きままくらし

2002年08月12日(月) 曇り空

天気予報通りの曇り空、、今日は草むしり日和だ。朝から庭の草をむしってぽつんぽつんと考え事をしながら、、覚悟なんてなまやさしいもんじゃないよ、、昼まで連日の暑さに弱った草を素手でブチブチ引き抜いていたら、指先が黒くなった。
父の手を思う。いつも草むしりをしていた。指先がいつも黒く、つめの中にも土が入って、、よく働く人だと周りから言われていた。庭には雑草などなかった。何足ものわらじを履いていた人だった。
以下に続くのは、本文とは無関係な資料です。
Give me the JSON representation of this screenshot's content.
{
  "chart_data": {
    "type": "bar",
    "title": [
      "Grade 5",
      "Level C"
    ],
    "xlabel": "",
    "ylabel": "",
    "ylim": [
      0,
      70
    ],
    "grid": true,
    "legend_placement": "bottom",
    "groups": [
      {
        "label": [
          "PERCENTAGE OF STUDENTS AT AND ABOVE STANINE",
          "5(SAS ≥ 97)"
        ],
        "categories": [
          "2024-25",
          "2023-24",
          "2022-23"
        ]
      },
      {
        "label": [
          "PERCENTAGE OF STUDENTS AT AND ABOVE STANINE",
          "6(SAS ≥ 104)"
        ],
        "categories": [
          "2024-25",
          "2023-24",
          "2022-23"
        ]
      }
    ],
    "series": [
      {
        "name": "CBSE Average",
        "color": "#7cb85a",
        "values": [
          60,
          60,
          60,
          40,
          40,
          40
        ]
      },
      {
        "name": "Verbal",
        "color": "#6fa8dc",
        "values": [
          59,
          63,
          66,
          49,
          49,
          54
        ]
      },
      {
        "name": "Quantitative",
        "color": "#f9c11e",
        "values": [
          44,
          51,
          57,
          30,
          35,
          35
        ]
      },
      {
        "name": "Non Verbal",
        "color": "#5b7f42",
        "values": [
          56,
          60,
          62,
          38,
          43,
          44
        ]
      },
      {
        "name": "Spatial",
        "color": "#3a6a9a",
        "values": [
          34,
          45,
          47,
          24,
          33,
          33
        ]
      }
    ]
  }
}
家庭的という言葉は昔はなかったと思う。父は言わば家長という立場の最後の人だった。家族は多分そんな父に、多少の疎ましさがあったのだろう。ホームドラマのような家庭を子どもは絵空事とわからず憧れるものだ。


終戦記念日のある8月は私には暗かった。8月15日には昼に必ず黙祷をした。多感な時期に予科練に入った父は戦争にも行き、それをずっと引きずって生きてきた。こうとしか書けない。

私にはなにしろ経験のないことだ。何か父がかけてきたものが崩れ去った時に、くるったとしかいいようがない。
苦しかった時代を忘れてはいけないのは判るが苦しかった時代は共有していたものにしかわかり得ない。
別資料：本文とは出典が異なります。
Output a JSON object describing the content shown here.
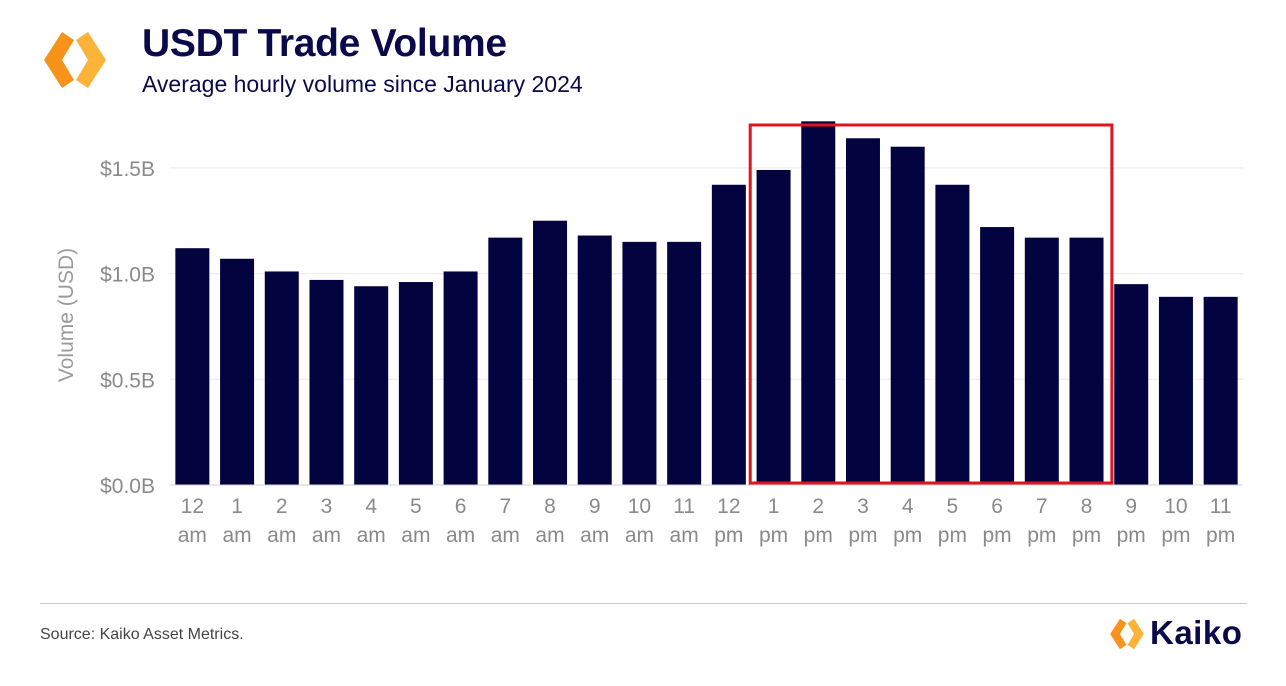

今、わたしは実家にいた時の波立ち荒れる感情を久しぶりに感じざるをえないことがとてもつらい。それはダレのせいなの?あのいつも妙な言葉と声で戦没者慰霊祭で「お言葉」を述べていた昭和という元号を冠した人のせいじゃないの?子どもの頃言葉にはださないがいつもそう感じていた。
私にはいつも奇妙としか思われないこの光景を一体いつまで見つづけるんだろう。(もう最近では意識して見ないようになってしまったが)

ぐるぐると回り続ける渦巻きのようなこどものころの思い出を草をむしりながら思った。